Last year, Agent Smith turned rogue in software. This year, he got physical access. In this session, we take a cheap off-the-shelf IoT device and let AI agents loose on it. No manual hacking, no memorized commands, no command cheat sheets. Using MCP-driven tool orchestration, the agents autonomously probe the device's hardware debug interface, extract firmware secrets, and intercept its cloud traffic through a rogue WiFi access point. Multiple attack vectors, one device, zero human intervention. This is not a theoretical exercise. Every demo runs on a Raspberry Pi with open-source tools, and the agents make their own decisions about what to probe, what to extract, and what to flag. We will see what they finds, what they miss, and what happens when a device is properly protected.
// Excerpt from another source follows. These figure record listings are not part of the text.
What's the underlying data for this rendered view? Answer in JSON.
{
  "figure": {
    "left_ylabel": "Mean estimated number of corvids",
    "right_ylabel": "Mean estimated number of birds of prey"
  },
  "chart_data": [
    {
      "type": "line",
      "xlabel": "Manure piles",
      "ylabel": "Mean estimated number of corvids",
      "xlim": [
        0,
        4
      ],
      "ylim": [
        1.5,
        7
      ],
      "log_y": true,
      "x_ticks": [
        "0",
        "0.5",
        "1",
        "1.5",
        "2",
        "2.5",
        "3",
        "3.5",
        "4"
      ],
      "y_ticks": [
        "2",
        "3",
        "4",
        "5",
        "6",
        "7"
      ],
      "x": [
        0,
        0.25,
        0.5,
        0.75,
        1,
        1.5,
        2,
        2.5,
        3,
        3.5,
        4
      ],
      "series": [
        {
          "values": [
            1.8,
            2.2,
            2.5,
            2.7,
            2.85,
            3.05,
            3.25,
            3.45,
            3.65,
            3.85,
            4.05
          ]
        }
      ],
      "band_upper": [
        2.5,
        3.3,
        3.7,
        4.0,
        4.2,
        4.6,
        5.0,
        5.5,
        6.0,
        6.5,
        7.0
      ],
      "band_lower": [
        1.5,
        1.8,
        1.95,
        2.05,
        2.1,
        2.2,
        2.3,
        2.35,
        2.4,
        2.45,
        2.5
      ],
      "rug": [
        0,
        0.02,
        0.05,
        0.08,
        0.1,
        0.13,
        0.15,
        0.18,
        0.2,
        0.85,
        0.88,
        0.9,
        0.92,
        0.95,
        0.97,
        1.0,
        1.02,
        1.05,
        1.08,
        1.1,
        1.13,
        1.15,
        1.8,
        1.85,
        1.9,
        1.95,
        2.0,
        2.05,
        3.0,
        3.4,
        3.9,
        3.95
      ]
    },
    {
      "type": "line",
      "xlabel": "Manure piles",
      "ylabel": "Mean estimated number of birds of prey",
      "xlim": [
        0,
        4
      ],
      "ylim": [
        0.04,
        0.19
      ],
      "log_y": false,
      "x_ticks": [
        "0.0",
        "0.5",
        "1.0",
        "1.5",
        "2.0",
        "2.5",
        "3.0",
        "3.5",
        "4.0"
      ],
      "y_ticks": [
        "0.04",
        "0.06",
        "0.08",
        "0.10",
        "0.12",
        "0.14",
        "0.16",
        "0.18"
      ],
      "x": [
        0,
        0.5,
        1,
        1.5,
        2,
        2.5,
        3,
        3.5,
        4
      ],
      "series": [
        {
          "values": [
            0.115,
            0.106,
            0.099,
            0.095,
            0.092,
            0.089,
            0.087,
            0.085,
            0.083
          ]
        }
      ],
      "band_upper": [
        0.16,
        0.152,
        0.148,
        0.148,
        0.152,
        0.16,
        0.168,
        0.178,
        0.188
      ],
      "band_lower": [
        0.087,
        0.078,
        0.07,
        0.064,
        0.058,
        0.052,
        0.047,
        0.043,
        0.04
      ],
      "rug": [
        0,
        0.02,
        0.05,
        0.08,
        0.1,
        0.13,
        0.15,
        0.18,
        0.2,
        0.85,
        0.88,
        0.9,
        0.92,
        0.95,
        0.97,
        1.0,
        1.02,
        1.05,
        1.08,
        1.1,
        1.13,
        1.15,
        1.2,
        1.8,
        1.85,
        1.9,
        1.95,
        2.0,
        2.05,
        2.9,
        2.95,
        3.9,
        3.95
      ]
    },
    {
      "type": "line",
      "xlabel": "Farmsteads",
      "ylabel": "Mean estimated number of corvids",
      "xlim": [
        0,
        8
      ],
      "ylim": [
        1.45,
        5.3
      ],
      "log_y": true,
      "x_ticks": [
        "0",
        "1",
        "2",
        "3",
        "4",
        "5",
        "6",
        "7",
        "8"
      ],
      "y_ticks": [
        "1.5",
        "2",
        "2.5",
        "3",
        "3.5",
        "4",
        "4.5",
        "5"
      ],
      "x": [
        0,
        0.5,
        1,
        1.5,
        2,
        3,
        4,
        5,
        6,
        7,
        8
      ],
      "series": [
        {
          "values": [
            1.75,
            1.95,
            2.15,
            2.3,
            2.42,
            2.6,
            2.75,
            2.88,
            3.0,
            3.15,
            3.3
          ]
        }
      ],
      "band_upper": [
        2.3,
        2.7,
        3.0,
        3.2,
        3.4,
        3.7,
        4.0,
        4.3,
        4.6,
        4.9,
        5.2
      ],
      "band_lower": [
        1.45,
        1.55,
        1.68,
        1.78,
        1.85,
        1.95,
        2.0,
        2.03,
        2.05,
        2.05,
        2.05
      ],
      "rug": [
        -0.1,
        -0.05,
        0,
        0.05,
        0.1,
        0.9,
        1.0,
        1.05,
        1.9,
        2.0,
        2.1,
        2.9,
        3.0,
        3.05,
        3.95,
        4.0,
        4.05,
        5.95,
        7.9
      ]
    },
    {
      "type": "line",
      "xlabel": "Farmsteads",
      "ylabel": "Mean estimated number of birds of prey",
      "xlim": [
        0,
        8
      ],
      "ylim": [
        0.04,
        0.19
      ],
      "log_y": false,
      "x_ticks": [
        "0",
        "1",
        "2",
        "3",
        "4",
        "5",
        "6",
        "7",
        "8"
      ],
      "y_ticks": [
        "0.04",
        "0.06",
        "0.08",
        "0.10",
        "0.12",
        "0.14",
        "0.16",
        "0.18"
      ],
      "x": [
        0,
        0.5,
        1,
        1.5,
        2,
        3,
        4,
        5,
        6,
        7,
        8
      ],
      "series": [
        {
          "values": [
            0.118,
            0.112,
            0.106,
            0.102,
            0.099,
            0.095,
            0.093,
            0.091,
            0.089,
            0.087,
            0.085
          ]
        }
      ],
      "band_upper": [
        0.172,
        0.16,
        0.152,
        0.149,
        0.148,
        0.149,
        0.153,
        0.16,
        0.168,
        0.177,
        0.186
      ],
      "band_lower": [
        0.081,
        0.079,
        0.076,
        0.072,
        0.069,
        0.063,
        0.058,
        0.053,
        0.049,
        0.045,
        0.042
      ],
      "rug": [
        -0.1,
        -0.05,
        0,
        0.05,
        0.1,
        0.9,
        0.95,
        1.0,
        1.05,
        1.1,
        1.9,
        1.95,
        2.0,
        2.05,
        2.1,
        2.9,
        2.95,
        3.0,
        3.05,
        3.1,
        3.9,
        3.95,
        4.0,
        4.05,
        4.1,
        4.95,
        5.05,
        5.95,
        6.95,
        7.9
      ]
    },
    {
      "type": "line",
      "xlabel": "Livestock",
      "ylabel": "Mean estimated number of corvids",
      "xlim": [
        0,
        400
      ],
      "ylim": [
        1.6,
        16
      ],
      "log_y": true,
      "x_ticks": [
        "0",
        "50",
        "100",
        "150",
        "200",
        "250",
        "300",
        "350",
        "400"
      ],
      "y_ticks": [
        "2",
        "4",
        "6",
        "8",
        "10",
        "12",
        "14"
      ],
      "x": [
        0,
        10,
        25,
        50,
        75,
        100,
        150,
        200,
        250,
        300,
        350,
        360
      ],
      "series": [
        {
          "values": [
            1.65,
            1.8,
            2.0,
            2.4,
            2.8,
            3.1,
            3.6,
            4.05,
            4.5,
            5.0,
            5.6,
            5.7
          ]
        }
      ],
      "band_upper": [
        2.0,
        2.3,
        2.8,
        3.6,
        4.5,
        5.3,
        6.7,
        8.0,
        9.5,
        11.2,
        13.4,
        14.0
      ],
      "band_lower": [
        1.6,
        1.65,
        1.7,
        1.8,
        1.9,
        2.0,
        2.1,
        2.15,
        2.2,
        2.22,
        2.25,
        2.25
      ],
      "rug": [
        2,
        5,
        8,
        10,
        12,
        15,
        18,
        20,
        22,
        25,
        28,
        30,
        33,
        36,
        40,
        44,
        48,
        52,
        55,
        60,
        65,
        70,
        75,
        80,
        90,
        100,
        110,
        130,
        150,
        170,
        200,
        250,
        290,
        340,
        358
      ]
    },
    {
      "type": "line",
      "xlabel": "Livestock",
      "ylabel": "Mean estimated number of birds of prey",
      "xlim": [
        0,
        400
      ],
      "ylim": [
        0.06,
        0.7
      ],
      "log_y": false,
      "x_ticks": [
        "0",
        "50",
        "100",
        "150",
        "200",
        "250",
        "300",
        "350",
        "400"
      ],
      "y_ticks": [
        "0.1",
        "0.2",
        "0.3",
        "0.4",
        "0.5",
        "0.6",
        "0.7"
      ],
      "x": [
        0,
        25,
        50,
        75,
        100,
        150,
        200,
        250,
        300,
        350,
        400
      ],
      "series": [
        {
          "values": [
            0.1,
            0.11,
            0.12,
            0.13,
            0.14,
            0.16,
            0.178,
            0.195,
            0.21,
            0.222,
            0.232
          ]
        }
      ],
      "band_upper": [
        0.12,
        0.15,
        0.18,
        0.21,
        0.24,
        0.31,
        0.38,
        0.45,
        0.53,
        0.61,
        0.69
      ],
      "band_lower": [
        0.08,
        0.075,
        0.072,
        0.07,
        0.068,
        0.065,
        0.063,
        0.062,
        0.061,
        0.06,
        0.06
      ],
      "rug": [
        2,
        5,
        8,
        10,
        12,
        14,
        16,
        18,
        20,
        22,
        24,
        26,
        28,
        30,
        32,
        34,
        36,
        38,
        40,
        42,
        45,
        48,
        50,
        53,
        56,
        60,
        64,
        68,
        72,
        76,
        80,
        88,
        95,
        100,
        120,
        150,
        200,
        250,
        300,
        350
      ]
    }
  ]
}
Whether you build IoT products, secure enterprise networks, or just want to know what your smart devices are doing behind your back: this session will make you uncomfortable. Good.

Speaker

Marc Plogas

Cloud and IoT Engineer · RoboTwin

Cloud and IoT Engineer at RoboTwin

Read bio

Marc Plogas discovered his passion for technology at the age of six when an Atari sparked his interest in programming. He holds a Master's in Computer Science and spent nearly a decade freelancing as a software, mobile, and test engineer, as well as a solution architect, before joining Microsoft. At Microsoft, he played an instrumental role in pioneering technologies such as Windows Mixed Reality, Desktop Bridge, and WinUI 3, and later advised startups worldwide on optimizing their cloud architectures with a focus on reliability, scalability, cost efficiency, and security. Now at RoboTwin, Marc builds reliable cloud and edge IoT backbones for no‑code robot teaching and continues to deliver talks and workshops on IoT, AI, and cloud architecture.